Итак, в субботу утром я позвонил Рите.
          Рита – настоящая русская патриотка.
          При том, что наполовину она казашка и на ¼ немка…
          Но, если бы мы, по крови русские, хоть наполовину, хоть на ¼ так любили эту свою, эту нашу страну, как Рита, насколько она, страна, была бы счастливее и уютнее для жизни.
          Не было бы ни такой нищеты, ни бездомности, ни одиночества…
          Ни лишних заборов, ни замков, ни камер видеонаблюдения… 
          И не надо было бы, даже не захотелось бы никуда уезжать…
 
 
3
 
Как переменчивы женщины!
          Как переменчива жизнь!
          По телефону я разговаривал с одной Ритой, а пока доехал, это была уже совсем другая девочка.
          От легкости и веселости совсем ничего не осталось.
          Глаза ее холодно блестели, не обещая ничего доброго.
          Слова и движения ее были осторожны, точны, расчетливы.
 
Я был, собственно, не виноват. Формально, по крайней мере.
          Просто, оказывается, мне надо было срочно ехать в Рязань, а после Рязани еще дальше…
          А если б я отказался…. Да, что там! Отказаться мне и в голову не могло прийти… Тогда она бы сама поехала.
Дело в том, что брат ее казахстанского одноклассника попал в беду. И его надо было выручать, встречать и прятать.
          И дело было не только в том, что это был брат ее товарища, и даже не столько в том, и даже совсем не в том…
Он был, или ему так казалось, в такой опасности, что даже до столицы он боялся ехать, взял билет до Москвы, но выйти собирался в Рязани. И там его надо было встречать.
          Из соображений этой самой конспирации Рита не могла поехать сама: он боялся, что за ней тоже могут следить.
          - Но ты не бойся. Если что – сразу звони. Мне, и ты знаешь еще кому… Выручим…
          Вот еще! Бояться!.. Постеснялась бы говорить…
          Она влажно поцеловала меня, и я отважно пустился в путь. 
 
Автомобиля у меня теперь нет, и поэтому перемещаться до Рязани мне пришлось на электрическом паровозе («на собаке»).
          Без билета, конечно. Однако я более или менее хорошо доехал. С двумя пересадками. В Люберцах и в Коломне.
 
Брат ритиного товарища мне не понравился, но поскольку я должен был его опекать, как гостя, прятать, помогать ему и прочее, поскольку он оказывался от меня как бы в зависимости, я изо всех сил старался относиться к нему приязненно.  

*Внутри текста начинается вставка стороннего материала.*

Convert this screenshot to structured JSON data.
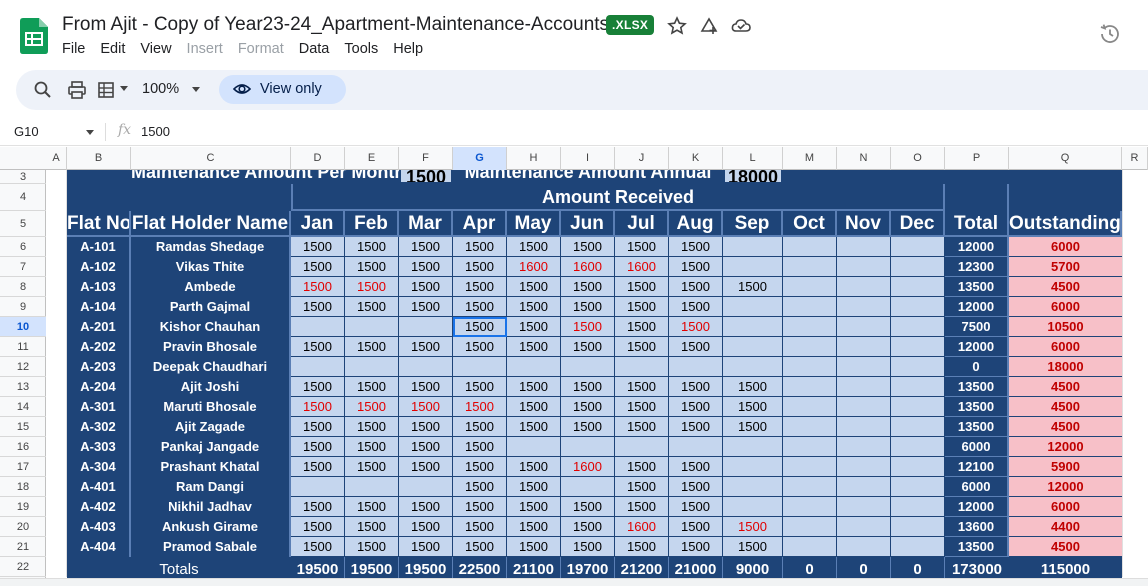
{
  "doc": {
    "title": "From Ajit - Copy of Year23-24_Apartment-Maintenance-Accounts",
    "badge": ".XLSX"
  },
  "menu": [
    "File",
    "Edit",
    "View",
    "Insert",
    "Format",
    "Data",
    "Tools",
    "Help"
  ],
  "menu_disabled": [
    "Insert",
    "Format"
  ],
  "toolbar": {
    "zoom": "100%",
    "view_only": "View only"
  },
  "formula_bar": {
    "cell_ref": "G10",
    "fx": "fx",
    "value": "1500"
  },
  "grid": {
    "columns": [
      "A",
      "B",
      "C",
      "D",
      "E",
      "F",
      "G",
      "H",
      "I",
      "J",
      "K",
      "L",
      "M",
      "N",
      "O",
      "P",
      "Q",
      "R"
    ],
    "selected_column": "G",
    "row_numbers": [
      "3",
      "4",
      "5",
      "6",
      "7",
      "8",
      "9",
      "10",
      "11",
      "12",
      "13",
      "14",
      "15",
      "16",
      "17",
      "18",
      "19",
      "20",
      "21",
      "22"
    ],
    "selected_row": "10"
  },
  "sheet": {
    "row3": {
      "label_monthly": "Maintenance Amount Per Month",
      "monthly_value": "1500",
      "label_annual": "Maintenance Amount Annual",
      "annual_value": "18000"
    },
    "amount_received": "Amount Received",
    "headers": [
      "Flat No",
      "Flat Holder Name",
      "Jan",
      "Feb",
      "Mar",
      "Apr",
      "May",
      "Jun",
      "Jul",
      "Aug",
      "Sep",
      "Oct",
      "Nov",
      "Dec",
      "Total",
      "Outstanding"
    ],
    "rows": [
      {
        "flat": "A-101",
        "name": "Ramdas Shedage",
        "m": [
          "1500",
          "1500",
          "1500",
          "1500",
          "1500",
          "1500",
          "1500",
          "1500",
          "",
          "",
          "",
          ""
        ],
        "total": "12000",
        "out": "6000"
      },
      {
        "flat": "A-102",
        "name": "Vikas Thite",
        "m": [
          "1500",
          "1500",
          "1500",
          "1500",
          "1600",
          "1600",
          "1600",
          "1500",
          "",
          "",
          "",
          ""
        ],
        "total": "12300",
        "out": "5700"
      },
      {
        "flat": "A-103",
        "name": "Ambede",
        "m": [
          "1500",
          "1500",
          "1500",
          "1500",
          "1500",
          "1500",
          "1500",
          "1500",
          "1500",
          "",
          "",
          ""
        ],
        "total": "13500",
        "out": "4500"
      },
      {
        "flat": "A-104",
        "name": "Parth Gajmal",
        "m": [
          "1500",
          "1500",
          "1500",
          "1500",
          "1500",
          "1500",
          "1500",
          "1500",
          "",
          "",
          "",
          ""
        ],
        "total": "12000",
        "out": "6000"
      },
      {
        "flat": "A-201",
        "name": "Kishor Chauhan",
        "m": [
          "",
          "",
          "",
          "1500",
          "1500",
          "1500",
          "1500",
          "1500",
          "",
          "",
          "",
          ""
        ],
        "total": "7500",
        "out": "10500"
      },
      {
        "flat": "A-202",
        "name": "Pravin Bhosale",
        "m": [
          "1500",
          "1500",
          "1500",
          "1500",
          "1500",
          "1500",
          "1500",
          "1500",
          "",
          "",
          "",
          ""
        ],
        "total": "12000",
        "out": "6000"
      },
      {
        "flat": "A-203",
        "name": "Deepak Chaudhari",
        "m": [
          "",
          "",
          "",
          "",
          "",
          "",
          "",
          "",
          "",
          "",
          "",
          ""
        ],
        "total": "0",
        "out": "18000"
      },
      {
        "flat": "A-204",
        "name": "Ajit Joshi",
        "m": [
          "1500",
          "1500",
          "1500",
          "1500",
          "1500",
          "1500",
          "1500",
          "1500",
          "1500",
          "",
          "",
          ""
        ],
        "total": "13500",
        "out": "4500"
      },
      {
        "flat": "A-301",
        "name": "Maruti Bhosale",
        "m": [
          "1500",
          "1500",
          "1500",
          "1500",
          "1500",
          "1500",
          "1500",
          "1500",
          "1500",
          "",
          "",
          ""
        ],
        "total": "13500",
        "out": "4500"
      },
      {
        "flat": "A-302",
        "name": "Ajit Zagade",
        "m": [
          "1500",
          "1500",
          "1500",
          "1500",
          "1500",
          "1500",
          "1500",
          "1500",
          "1500",
          "",
          "",
          ""
        ],
        "total": "13500",
        "out": "4500"
      },
      {
        "flat": "A-303",
        "name": "Pankaj Jangade",
        "m": [
          "1500",
          "1500",
          "1500",
          "1500",
          "",
          "",
          "",
          "",
          "",
          "",
          "",
          ""
        ],
        "total": "6000",
        "out": "12000"
      },
      {
        "flat": "A-304",
        "name": "Prashant Khatal",
        "m": [
          "1500",
          "1500",
          "1500",
          "1500",
          "1500",
          "1600",
          "1500",
          "1500",
          "",
          "",
          "",
          ""
        ],
        "total": "12100",
        "out": "5900"
      },
      {
        "flat": "A-401",
        "name": "Ram Dangi",
        "m": [
          "",
          "",
          "",
          "1500",
          "1500",
          "",
          "1500",
          "1500",
          "",
          "",
          "",
          ""
        ],
        "total": "6000",
        "out": "12000"
      },
      {
        "flat": "A-402",
        "name": "Nikhil Jadhav",
        "m": [
          "1500",
          "1500",
          "1500",
          "1500",
          "1500",
          "1500",
          "1500",
          "1500",
          "",
          "",
          "",
          ""
        ],
        "total": "12000",
        "out": "6000"
      },
      {
        "flat": "A-403",
        "name": "Ankush Girame",
        "m": [
          "1500",
          "1500",
          "1500",
          "1500",
          "1500",
          "1500",
          "1600",
          "1500",
          "1500",
          "",
          "",
          ""
        ],
        "total": "13600",
        "out": "4400"
      },
      {
        "flat": "A-404",
        "name": "Pramod Sabale",
        "m": [
          "1500",
          "1500",
          "1500",
          "1500",
          "1500",
          "1500",
          "1500",
          "1500",
          "1500",
          "",
          "",
          ""
        ],
        "total": "13500",
        "out": "4500"
      }
    ],
    "totals": {
      "label": "Totals",
      "m": [
        "19500",
        "19500",
        "19500",
        "22500",
        "21100",
        "19700",
        "21200",
        "21000",
        "9000",
        "0",
        "0",
        "0"
      ],
      "total": "173000",
      "out": "115000"
    }
  }
}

          Да, думал я, конечно, он некрасив, и кажется мне похожим на крысу, но я же должен понимать, что есть люди, которые любят его, и для них он совсем не похож на крысу…
 
Звали его Геннадий Вольфов.
          Сумок у него было три. Тяжелые.
 
Дорогой я все же вел себя глупо и несолидно. Естественно, пиво взял, но это полбеды. Главное, проявляя гостеприимство, я, может быть, немного навязчиво, как экскурсовод, рассказывал все, что мы проезжаем мимо и можем видеть в окно…
          … Вот Коломна… Монастыри… Кремль… Стены разобраны после войны – на постройку печей в домах… То, что сейчас стоит – новодел, ненастоящее… Старинные только башни… В одной, кстати, Марина Мнишек была заточена… Она так и называлась Маринкина башня… 113- км. Тоже монастырь, но мы не туда едем… Воскресенск… Химзавод… Лисьи хвосты… Видишь, рыжий дым… Страшная вещь… Окислы азота…  Жуковский… Раньше здесь часто бывали похороны с оркестром…  Летчиков-испытателей… Здесь аэродром рядом, а в городе летчики жили… Люберцы…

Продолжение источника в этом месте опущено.